The reason for the delay has everything to do with electoral politics, and how much has changed since the 2009 coup, but particularly in the last two years since the congressional make-up evolved from an essentially two-party system (with power divided between Liberals and Nationals) into a multi-party system (with two major opposition parties, LIBRE – headed by former President Manuel Zelaya – and the Anti-Corruption Party, or PAC, headed by Salvador Nasralla).  In the 2013 elections, the Liberals and Nationals fell three votes shy of a 2/3 majority – the amount required to elect the Supreme Court -- for the first time since the early 1980s.  So when it came time for Congress to a vote on the 15 justices agreed upon between the Nationals and Liberals, they could not muster votes for the entire package.

Until now, the opposition parties have been firm in resisting the imposition of the remaining candidates, basically protesting two major issues: (1) the fact that all of the candidates are only from the two traditional parties and (2) that many are incompetent, at best, or corrupt, at worst.  LIBRE has refused to negotiate at all, whereas the PAC has agreed to sign off on six candidates they think are relatively good, and conceding one other that was nominated by the government, according to a report last week in La Tribuna.  The PAC also conditioned its support on two longstanding electoral reform demands:  to include the four major parties in an Executive Electoral Council that would supervise the overhaul of the electoral system, and that a second round in the presidential race be required.

But just how reasonable are those demands? On the first point, it’s worth noting that the current Supreme Electoral Tribunal is run by authorities from the Liberals and Nationals, despite the fact that LIBRE is now the second largest party, but those authorities were hastily and prematurely elected before the current, more diverse Congress assumed power.  And on the second point, in fact it is no different than what all of the political parties agreed to before the last elections, and that included the assent of then-president of the Congress, Juan Orlando Hernandez (who took office on the first round with 37% of the vote). (See further details in the most recent Congressional Research Service report.)

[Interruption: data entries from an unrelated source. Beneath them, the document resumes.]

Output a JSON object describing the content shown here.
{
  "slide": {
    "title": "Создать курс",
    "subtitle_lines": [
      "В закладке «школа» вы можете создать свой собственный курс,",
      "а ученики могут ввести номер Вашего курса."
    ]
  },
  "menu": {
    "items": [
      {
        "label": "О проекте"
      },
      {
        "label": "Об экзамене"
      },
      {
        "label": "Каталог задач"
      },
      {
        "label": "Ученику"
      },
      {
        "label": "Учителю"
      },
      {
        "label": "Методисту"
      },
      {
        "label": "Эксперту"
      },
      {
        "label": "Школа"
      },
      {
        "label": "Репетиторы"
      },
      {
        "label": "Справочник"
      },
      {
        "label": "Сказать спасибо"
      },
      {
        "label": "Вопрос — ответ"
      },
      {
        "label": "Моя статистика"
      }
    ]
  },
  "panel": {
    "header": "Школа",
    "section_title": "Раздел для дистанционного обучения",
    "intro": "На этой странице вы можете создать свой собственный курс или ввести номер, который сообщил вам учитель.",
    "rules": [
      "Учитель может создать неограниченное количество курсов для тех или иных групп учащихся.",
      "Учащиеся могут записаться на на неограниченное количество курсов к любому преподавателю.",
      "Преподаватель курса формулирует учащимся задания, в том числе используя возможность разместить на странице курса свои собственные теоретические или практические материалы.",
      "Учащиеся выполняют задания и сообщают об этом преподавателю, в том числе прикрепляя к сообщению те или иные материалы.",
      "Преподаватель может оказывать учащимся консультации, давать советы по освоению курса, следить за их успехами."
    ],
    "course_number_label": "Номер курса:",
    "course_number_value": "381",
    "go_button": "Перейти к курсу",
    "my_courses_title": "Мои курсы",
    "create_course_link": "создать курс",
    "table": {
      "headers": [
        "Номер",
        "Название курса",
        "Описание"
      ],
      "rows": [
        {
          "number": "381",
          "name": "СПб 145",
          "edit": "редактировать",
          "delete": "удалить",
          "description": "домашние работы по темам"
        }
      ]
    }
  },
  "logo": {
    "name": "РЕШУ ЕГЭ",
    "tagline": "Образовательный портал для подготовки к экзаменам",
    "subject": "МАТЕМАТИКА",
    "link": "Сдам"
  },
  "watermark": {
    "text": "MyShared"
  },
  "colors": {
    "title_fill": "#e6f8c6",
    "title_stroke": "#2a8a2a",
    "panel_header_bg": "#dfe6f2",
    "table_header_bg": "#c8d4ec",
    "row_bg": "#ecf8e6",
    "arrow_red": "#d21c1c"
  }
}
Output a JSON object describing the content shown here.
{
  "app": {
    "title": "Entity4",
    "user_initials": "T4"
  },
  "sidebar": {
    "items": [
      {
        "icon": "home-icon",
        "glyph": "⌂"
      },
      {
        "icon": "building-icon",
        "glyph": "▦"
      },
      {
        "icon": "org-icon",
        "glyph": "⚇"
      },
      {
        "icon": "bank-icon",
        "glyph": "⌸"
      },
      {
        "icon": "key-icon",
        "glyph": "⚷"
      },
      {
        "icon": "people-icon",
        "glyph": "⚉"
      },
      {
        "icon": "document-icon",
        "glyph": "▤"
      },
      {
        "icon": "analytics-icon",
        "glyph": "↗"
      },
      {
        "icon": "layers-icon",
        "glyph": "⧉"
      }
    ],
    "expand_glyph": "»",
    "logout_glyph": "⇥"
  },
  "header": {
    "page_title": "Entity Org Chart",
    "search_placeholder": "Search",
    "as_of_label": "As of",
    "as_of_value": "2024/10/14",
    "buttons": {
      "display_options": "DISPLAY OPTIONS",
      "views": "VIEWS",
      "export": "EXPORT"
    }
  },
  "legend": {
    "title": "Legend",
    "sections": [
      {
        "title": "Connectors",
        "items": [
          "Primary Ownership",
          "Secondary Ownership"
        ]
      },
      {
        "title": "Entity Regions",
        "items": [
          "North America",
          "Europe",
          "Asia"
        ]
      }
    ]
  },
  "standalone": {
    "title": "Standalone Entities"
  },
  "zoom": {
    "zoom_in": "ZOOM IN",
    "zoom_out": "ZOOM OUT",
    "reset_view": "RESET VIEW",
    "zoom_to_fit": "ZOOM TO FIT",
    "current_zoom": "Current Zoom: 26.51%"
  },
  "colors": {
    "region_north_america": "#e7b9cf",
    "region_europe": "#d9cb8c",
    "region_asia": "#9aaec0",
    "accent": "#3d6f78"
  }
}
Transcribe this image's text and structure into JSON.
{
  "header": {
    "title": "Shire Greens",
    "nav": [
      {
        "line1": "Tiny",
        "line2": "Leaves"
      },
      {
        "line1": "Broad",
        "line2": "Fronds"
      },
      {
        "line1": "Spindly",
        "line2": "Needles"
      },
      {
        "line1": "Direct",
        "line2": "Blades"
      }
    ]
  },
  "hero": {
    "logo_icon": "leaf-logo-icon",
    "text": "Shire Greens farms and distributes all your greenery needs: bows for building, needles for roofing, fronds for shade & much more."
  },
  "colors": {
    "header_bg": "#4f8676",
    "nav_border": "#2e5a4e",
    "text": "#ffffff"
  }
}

Nevertheless, the Liberals and Nationals only need three votes, and El Heraldo is reporting this morning that it seems they will have two votes each from the PAC and LIBRE parties, giving them a safe margin of victory by one vote.  If this turns out to be the case, you might be asking yourself, just what kind of shenanigans took place behind the scenes to get these two legislators to vote for the National/Liberal package of justices?  

Well, the answer may well be found in recent allegations -- surfaced by Radio Globo reporter David Romero Ellner (and cited yesterday by the invaluable Honduras Culture and Politics blog) – that the National Party has been funneling money to a trade association, which in turn has paid off legislators to support various National Party projects, including for their Supreme Court candidates.  While this is excellent fodder for the yet-to-be-installed MACCIH (international anti-corruption commission), it remains to be seen if these charges will get any traction from the Attorney General’s office.

So why does all of this matter?  One can think of many reasons not to let the opposition into the hallowed chambers of the Supreme Court, but none more important than staving off any attempt to reverse the prior, illegal ruling by the current constitutional court made last year in favor of presidential re-election. (And that ruling could only come about because Congress had, in 2012, illegally dismissed four of the five justices on the constitutional court – the lone justice left untouched was later rewarded with the post of Attorney General, Oscar Chinchilla, who continues to this day.)   Prior to this vote, which it appears the opposition parties might lose, a year ago they had been successful in defeating the President’s attempt to raise the status of the new military police in the Constitution.  But there will be only so much they can do if the Supreme Court elected for the next seven years remains beholden to the two traditional parties.